Could it be that like Joseph, God is the one saving you by making family members your enemies?
Could it be that you were given that promotion and the boss's wife came on to you only to put you in jail? Could it be God's plan that you have suffered slander? Could that sex-crazed liar be God's way of getting you closer to a position of salvation?
Did you ever think that being forgotten by the people you have helped is God's way of making sure you are in the right place at the right time?
Could this crisis facing the world right now God's way of saving his people?
Could it be that god tried to kill you via your brothers just to save all of you?

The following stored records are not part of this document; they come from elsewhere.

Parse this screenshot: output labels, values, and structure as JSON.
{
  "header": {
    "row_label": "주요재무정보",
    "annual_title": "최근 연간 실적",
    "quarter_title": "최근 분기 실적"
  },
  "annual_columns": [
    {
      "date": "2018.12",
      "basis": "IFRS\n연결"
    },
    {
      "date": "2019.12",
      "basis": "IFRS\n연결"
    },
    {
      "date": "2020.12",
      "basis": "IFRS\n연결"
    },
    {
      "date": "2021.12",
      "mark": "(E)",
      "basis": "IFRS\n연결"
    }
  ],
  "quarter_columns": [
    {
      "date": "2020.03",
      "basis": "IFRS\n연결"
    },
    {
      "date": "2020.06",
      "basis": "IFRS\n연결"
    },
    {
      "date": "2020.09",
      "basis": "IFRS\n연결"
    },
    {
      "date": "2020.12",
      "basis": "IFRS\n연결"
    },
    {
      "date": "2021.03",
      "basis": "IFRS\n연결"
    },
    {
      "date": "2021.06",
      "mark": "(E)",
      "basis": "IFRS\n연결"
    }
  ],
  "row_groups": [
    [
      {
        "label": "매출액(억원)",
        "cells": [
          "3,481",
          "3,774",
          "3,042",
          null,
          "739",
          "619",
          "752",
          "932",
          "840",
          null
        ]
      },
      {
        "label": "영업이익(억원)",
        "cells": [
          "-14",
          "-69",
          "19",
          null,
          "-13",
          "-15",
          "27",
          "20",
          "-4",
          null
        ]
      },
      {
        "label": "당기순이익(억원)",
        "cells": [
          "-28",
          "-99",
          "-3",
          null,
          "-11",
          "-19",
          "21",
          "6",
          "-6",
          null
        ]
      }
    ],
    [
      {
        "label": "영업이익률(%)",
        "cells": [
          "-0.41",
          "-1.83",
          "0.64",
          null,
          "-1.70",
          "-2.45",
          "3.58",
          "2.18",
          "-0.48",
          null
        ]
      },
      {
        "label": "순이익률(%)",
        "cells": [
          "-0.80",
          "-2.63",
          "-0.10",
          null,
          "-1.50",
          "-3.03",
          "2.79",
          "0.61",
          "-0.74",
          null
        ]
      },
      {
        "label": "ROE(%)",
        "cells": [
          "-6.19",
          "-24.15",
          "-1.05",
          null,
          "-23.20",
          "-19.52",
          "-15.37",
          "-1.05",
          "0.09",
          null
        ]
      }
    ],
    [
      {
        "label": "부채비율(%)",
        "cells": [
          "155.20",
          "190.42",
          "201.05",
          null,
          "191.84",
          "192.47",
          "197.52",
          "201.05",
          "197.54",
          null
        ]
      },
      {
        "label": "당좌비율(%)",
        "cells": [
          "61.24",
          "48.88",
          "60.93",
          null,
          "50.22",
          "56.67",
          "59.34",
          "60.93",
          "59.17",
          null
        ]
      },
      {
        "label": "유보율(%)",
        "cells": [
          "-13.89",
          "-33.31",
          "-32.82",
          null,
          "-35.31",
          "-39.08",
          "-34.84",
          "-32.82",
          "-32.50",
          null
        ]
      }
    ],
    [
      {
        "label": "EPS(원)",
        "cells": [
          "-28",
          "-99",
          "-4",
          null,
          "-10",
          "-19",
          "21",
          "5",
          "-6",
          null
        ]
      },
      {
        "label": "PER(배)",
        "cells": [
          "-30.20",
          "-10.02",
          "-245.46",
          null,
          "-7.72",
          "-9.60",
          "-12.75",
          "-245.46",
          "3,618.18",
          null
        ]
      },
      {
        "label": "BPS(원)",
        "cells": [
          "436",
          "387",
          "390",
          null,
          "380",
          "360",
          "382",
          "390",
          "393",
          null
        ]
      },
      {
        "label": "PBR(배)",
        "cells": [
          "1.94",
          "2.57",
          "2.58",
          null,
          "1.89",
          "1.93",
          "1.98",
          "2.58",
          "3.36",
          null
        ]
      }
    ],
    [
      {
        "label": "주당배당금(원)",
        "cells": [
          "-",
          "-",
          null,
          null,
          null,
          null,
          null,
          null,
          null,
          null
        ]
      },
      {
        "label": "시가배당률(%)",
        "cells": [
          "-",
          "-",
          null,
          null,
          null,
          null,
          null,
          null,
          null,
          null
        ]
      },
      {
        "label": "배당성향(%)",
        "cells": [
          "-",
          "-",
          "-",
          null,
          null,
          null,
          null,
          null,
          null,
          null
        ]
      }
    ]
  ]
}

As the flood of emotion breaks loose with this odd family reunion, Joseph declares the purposes of God are found in the most hurtful of life situations. In the disappointments, in the betrayals and moments of being forgotten, God is working out his plan to save!

In my life I look back to these moments and I fail to see God! I'm pretty sure I'm not alone. And I'm not even sure Joseph always saw it. But here and now he does see it. He has compassion on his brothers. He loads them down with a windfall of gifts to convince his father that he is still alive! 

Put yourself in Jacob's shoes. Sooner or later you'd think he's going to know the whole real story, and who is going to blamed for the many years of deep grief. In the end he has no one to point the finger more than God.

Yet it was for his salvation. This was all God's plan. God was rescuing his people. But far more than the famine (which also came from God's hand) could it be that we can see even further? Can we see God is working out the plan to save mankind from the one thing that is of their own making? All this has been worked out by God to save you from sin! To save you and to save me from our own sin. The one thing we get a choice in, the one thing we can control is our love and recognition of God and we fail at this miserably, even when we know better. So God is going to use our sin to ultimately save us. Our murderous intentions will kill the one innocent man who will die in our place. And as Jesus dies he will say Father forgive them for they know not what they do.

Joseph's brothers have won the lotto! They are getting to move to the best land in the richest country in the world. They are loaded with royal gifts. They are riding in style. They have a royal invitation from the very people who wouldn't before sit and eat with them. They have a royal pardon for treason, treachery, and the murderous intentions they've harbored these many years. During this time of famine they have a harvest of goods unbelievable even in the best of times. And why? Because the one they intended to harm, the one they condemned to death, the one they mocked and maligned has forgiven them and blessed them beyond their wildest dreams.

We don't take to salvation very readily. We look the gift horse of grace in the mouth and we still find a way to argue with our brothers. So the man who has suffered to save us, has to still tell us to not quarrel along the way.